Ancak, kitsch sanat deyince benim aklıma ilk önce, bir zamanların moda duvar halıları gelir. Hani ormanda, dereden su içen geyiklerin olduğu bir duvar halısı vardı ya… O halıyı bir yabancı filmde de görmüş ve çok şaşırmıştım.

Kitsch sanat, ürün, eşya tanımı nerede başlıyor, nerede bitiyor?..
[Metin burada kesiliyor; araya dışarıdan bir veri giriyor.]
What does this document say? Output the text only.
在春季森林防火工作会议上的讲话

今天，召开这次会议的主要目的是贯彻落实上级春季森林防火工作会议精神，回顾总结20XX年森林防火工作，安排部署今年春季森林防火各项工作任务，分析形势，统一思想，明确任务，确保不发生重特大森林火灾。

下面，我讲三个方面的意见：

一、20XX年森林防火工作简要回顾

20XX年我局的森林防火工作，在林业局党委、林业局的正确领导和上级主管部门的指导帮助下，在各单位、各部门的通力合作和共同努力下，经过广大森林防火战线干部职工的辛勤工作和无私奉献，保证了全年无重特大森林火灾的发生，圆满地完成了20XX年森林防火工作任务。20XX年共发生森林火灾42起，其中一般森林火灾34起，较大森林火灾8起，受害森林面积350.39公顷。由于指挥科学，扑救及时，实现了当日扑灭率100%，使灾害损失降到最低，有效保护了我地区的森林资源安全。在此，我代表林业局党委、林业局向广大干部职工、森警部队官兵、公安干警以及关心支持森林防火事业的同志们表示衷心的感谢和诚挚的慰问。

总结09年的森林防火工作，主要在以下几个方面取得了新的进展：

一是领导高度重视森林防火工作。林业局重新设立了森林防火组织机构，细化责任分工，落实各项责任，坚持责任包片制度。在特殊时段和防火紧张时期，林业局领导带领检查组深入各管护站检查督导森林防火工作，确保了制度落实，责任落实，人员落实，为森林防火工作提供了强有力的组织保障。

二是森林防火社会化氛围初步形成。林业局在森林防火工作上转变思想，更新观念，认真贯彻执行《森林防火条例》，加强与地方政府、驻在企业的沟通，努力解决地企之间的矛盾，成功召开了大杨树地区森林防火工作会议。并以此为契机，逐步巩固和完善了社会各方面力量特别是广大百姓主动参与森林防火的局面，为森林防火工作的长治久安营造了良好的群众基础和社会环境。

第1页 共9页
Sahi bunun sınırı neresidir?.. Şimdi, bu yazıyı yazarken Digitürk’ün müzik kanallarından birisi açık ve televizyonun ekranında öyle bir şömine görüntüsü var ki, ekranı bir şöminenin içine koysak, gerçeğinden ayırt edemeyiz. Plazma TV’deki bu görüntüyle, bunun başka bir teknolojik işçilikle yapılıp duvara asılanı arasındaki farkı kim belirleyecek?..

Not: Burada bol bol ‘Kitsch’ deyip durdum… “Kitsch nedir?” diye merak eden okurlarımız için Vikipedi’den aldığım tanımı olduğu gibi paylaşıyorum:

“Kitsch (‘Kiç’ diye okunur) var olan bir tarzın aşağı bir kopyası olan sanatı sınıflandırmak, ifade etmek için kullanılan Almanca bir terimdir. Bu terim ayrıca, kibirli, bayağı bir tada sahip şeylere ve ticari kaygılarla üretilmiş olan banal, rüküş ve sıkıcı ürünlere gönderme yaparken de kullanılır.”

* Bu yazı, HOME&OFFICE CONCEPT dergisinin “Aynen Öyle!” isimli sayfasında yayımlanmıştır. (2012)

* Fotoğraf: İnternetten alınmıştır.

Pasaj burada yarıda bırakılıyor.